Он попросил Колосова подбросить его до поселка Разъезд: нужно выполнить поручение следователя — опросить вдову Тетерина. Поручение было чисто формальным: больная женщина давно уже не поднималась с постели и сообщить что-либо по убийству мужа вряд ли могла. Но протокол ее допроса в деле был необходим, и следователь спихнул обязанность посещения недужной вдовы отдельным поручением на уголовный розыск.
На Разъезде возле горбатого моста через занесенную снегом, замерзшую речку Глинку с Колосовым и произошло это странное, даже очень странное происшествие. Они уже почти въехали на мост, как вдруг...
— Вань, ты видишь — там впереди? — вдруг тревожно спросил Колосов.
— Что? Ничего я не вижу. — Биндюжный в это время возился с зажигалкой: в той кончился бензин.

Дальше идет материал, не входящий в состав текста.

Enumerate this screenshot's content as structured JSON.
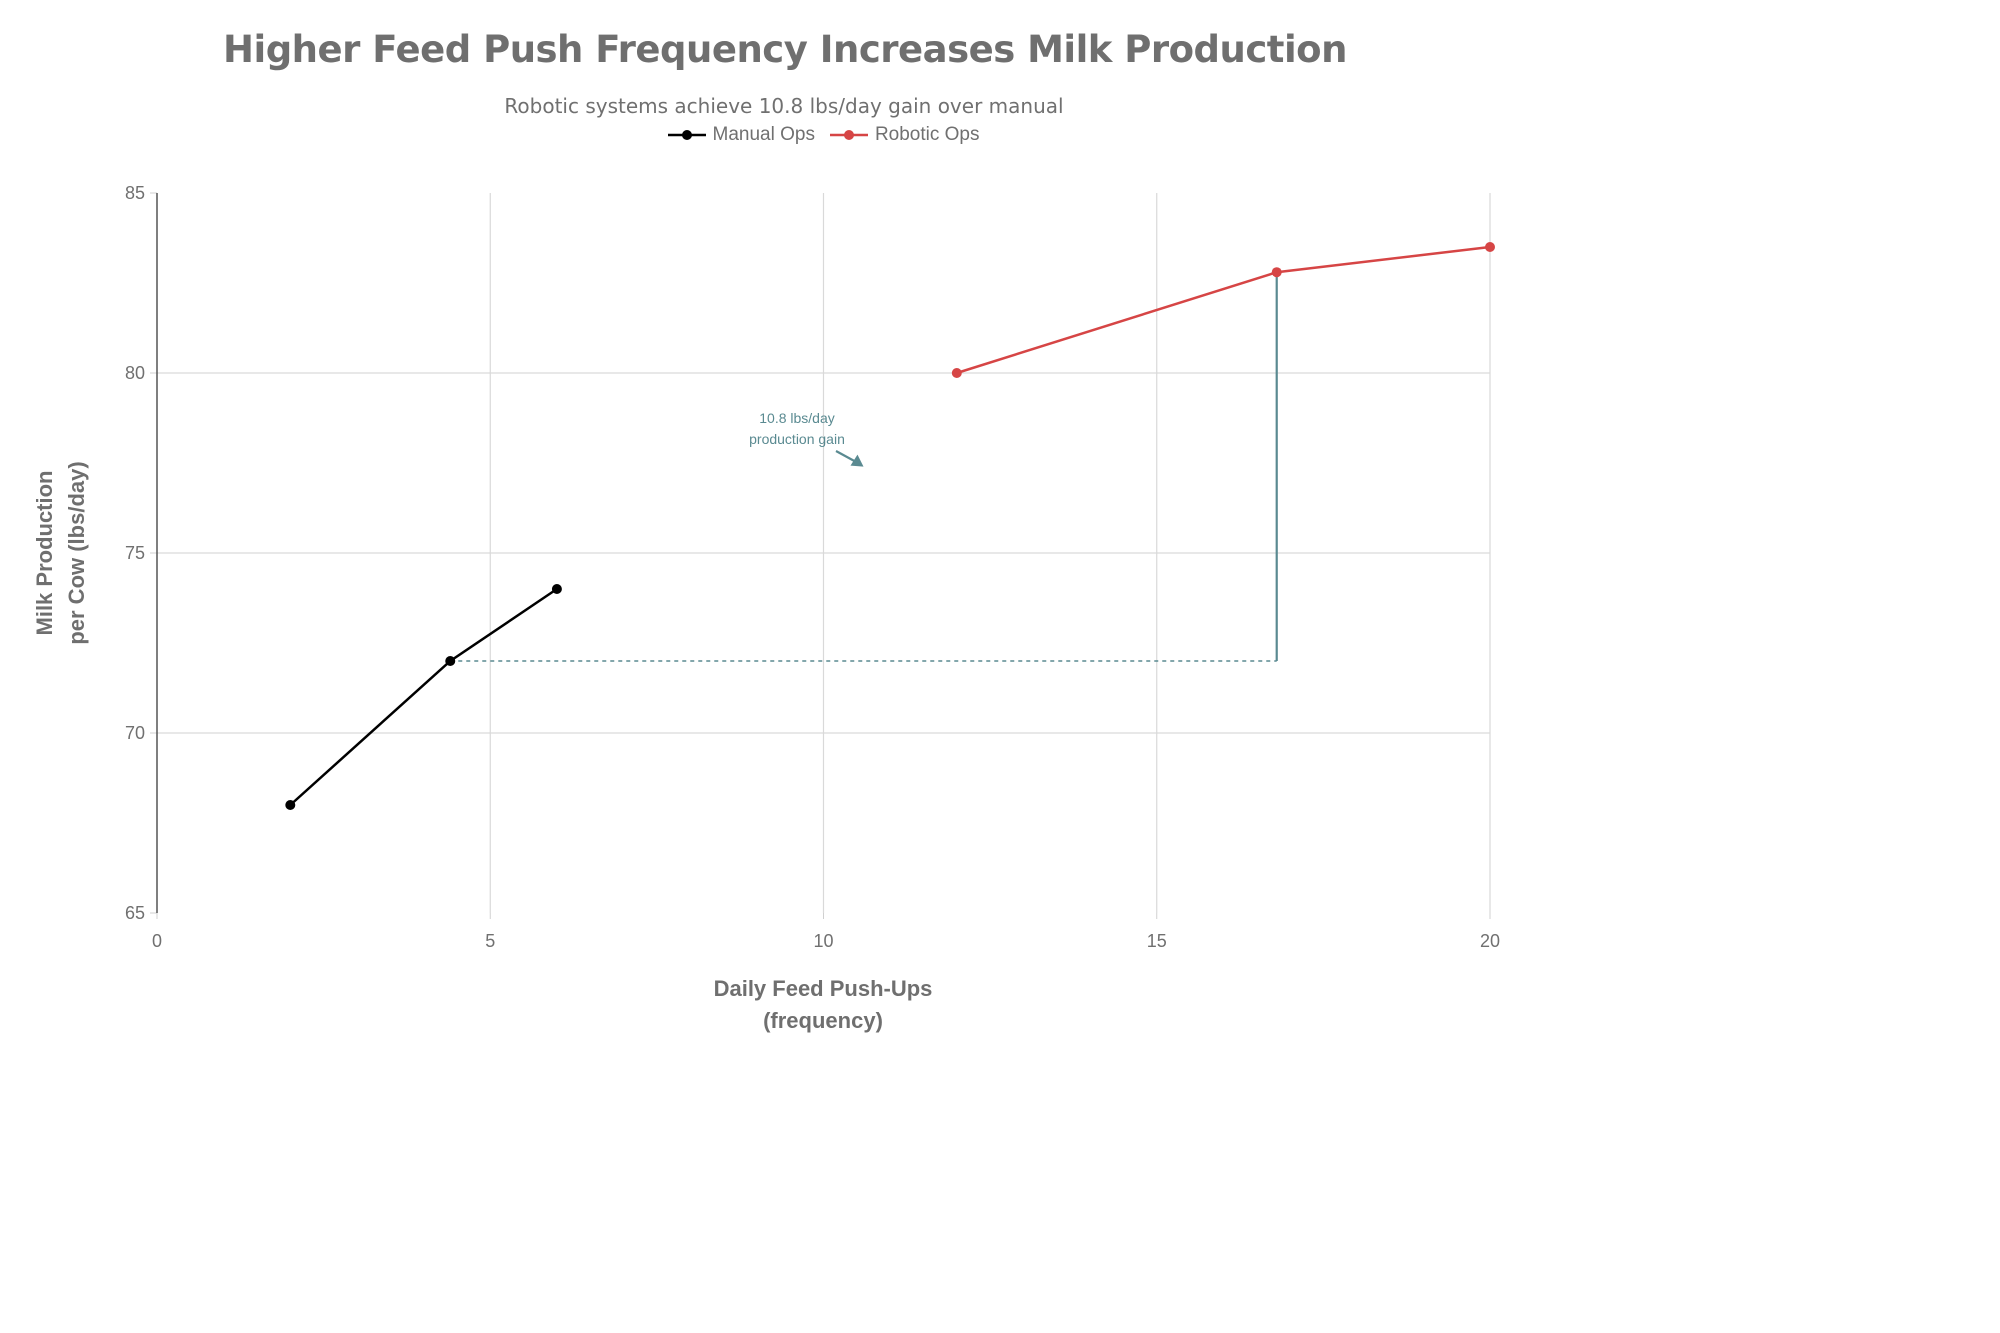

— Да нет... Вроде показалось...
— Что там еще такое?
Никита сбавил скорость и медленно проехал по мосту. Ночь была ясной и морозной. Вроде бы ни дуновения ветра — тишина и покой, однако... Вот только сейчас, минуту назад почудилось — то ли снежный вихрь взметнулся на мост снизу, со дна обрыва, то ли туманное облако, смутно напоминающее чей-то силуэт, то ли призрачная фигура... Фигура человека в белом... Но нет. Ничего нет, никого. Пуста дорога, безлюден мост через речку Глинку, черна стена леса на обочине шоссе. И лишь бледно-желтый серп молодого месяца над головой. Тихая морозная ночь на Разъезде. Где-то далеко за железной дорогой в поселке лают собаки. И нет здесь никаких снежных вихрей, буранов, метелей, призраков...
— Вань, а правда здесь на мосту какая-то авария серьезная была? — спросил Никита Биндюжного, когда они уже въезжали на окраину поселка.
— Не знаю точно. Вроде ребята в отделе говорили что-то. Но это давно было, я еще здесь у вас не работал.
— А что со старшим сыном Салютова произошло, ты не в курсе?
— Да он на машине своей разбился осенью. Но это не здесь произошло. А почти возле самой Кольцевой на Рублевке. Видимо, с управлением не справился — влетел в бетонную опору. «БМВ» в лепешку, ну и сам сразу насмерть. Я туда не выезжал, но наши потом рассказывали — он пьян был в стельку, судя по анализу крови. Он, по слухам, этим делом и прежде сильно баловался.